Die Besiedelungsgeschichte des iranischen Raums ist wohl nur vor dem Hintergrund der Vertreibung der Menschen aus der Golfebene durch mehrere Fluten zu verstehen. Die Menschen auf der iranischen Seite des Golfmeers gelangten nach ihrer Vertreibung aus den Uferbereichen über die Passagen der Flüsse, die in den Golf mündeten, allmählich auf das iranische Hochland. Eine wichtige erste Pforte war die weite Bucht von Bandar Abbas im Osten mit ihren zahlreichen Zuflüssen. Ein anderer bedeutender Pfad der Ausbreitung war der spätere elamische Königsweg, eine Querpassage vom Tiefland in Khusistan (Susiana) am Nordwestende des Golfmeers durch teils weite und fruchtbare Zagrostäler auf die Hochfläche der Persis. Es stimmt nachdenklich, dass zwei so gegensätzliche Landschaften, das heiße und wasserreiche Tiefland der Susiana, welches wenig über Meeresniveau liegt, und die kühlere Hochfläche der Persis in etwa 1500 Meter Höhe mit einer Verbindung quer durch den Zagros später zum ersten Reich auf persischem Boden werden konnten, des Reiches von Elam, welches schon in der Bibel erwähnt ist. Dies ist wohl nur geschichtlich aus der Zeit der Besiedelung her zu verstehen. Von diesem Gebiet ging auch eine Expansion nach Indien aus, wie dies die schon erwähnten genetischen Untersuchungen gezeigt haben.
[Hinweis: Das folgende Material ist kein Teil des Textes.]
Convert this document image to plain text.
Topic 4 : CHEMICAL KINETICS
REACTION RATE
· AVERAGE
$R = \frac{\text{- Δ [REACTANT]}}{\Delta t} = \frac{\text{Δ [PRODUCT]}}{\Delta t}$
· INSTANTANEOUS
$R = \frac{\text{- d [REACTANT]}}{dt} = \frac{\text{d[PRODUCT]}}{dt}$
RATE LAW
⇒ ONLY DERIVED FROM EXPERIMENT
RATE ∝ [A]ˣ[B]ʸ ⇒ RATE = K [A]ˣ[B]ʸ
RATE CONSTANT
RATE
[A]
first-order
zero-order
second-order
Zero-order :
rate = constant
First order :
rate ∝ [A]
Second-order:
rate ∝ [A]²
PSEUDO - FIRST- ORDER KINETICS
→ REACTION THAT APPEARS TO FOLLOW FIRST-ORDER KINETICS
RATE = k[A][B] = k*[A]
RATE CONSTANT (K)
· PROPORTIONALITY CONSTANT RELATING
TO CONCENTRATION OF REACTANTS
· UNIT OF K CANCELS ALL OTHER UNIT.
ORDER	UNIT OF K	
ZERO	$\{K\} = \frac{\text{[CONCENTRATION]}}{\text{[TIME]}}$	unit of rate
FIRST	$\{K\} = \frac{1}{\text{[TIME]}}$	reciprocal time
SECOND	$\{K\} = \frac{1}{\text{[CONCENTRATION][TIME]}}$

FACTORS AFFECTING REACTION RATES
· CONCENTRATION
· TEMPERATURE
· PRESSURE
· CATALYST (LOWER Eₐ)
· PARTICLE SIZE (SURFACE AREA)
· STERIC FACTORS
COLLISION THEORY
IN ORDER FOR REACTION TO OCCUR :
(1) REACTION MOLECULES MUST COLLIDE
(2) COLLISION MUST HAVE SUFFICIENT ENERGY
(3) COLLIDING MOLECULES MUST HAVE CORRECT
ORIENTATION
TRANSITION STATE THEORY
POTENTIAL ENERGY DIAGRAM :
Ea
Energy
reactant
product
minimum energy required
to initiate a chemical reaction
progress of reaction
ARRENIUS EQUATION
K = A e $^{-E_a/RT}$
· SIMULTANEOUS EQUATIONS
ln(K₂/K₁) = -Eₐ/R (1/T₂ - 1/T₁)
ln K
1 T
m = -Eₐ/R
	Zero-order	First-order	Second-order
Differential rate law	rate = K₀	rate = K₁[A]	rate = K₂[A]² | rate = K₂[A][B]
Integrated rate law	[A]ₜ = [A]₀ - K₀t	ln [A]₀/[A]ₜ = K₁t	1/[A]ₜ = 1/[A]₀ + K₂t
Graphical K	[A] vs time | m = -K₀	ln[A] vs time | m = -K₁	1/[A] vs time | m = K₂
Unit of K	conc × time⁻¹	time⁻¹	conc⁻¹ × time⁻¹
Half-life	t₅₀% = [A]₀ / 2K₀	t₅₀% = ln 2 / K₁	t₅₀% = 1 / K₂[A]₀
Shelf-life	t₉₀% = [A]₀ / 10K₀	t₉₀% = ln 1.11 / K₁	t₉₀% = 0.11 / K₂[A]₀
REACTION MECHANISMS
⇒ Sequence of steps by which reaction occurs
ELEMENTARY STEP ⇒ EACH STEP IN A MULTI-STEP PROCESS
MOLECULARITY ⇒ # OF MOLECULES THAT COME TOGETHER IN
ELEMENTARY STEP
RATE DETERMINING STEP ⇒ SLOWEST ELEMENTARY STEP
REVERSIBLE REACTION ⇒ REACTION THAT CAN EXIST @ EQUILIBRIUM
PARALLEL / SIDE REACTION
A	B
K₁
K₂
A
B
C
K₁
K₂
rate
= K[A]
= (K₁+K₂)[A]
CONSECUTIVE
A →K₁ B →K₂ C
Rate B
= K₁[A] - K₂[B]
Natürlich haben auch andere Flüsse aus dem iranischen Zagros-Gebirge als Wanderwege auf das iranische Hochland gedient, wie Nebenflüsse des Tigris, Karun und Dez, welche die Menschen in die Region von Hamadan am Nordostrand des Zagros-Gebirges und weiter an den wasserreichen Fuß des Elburs-Gebirges in die Gegend von Teheran gelenkt haben.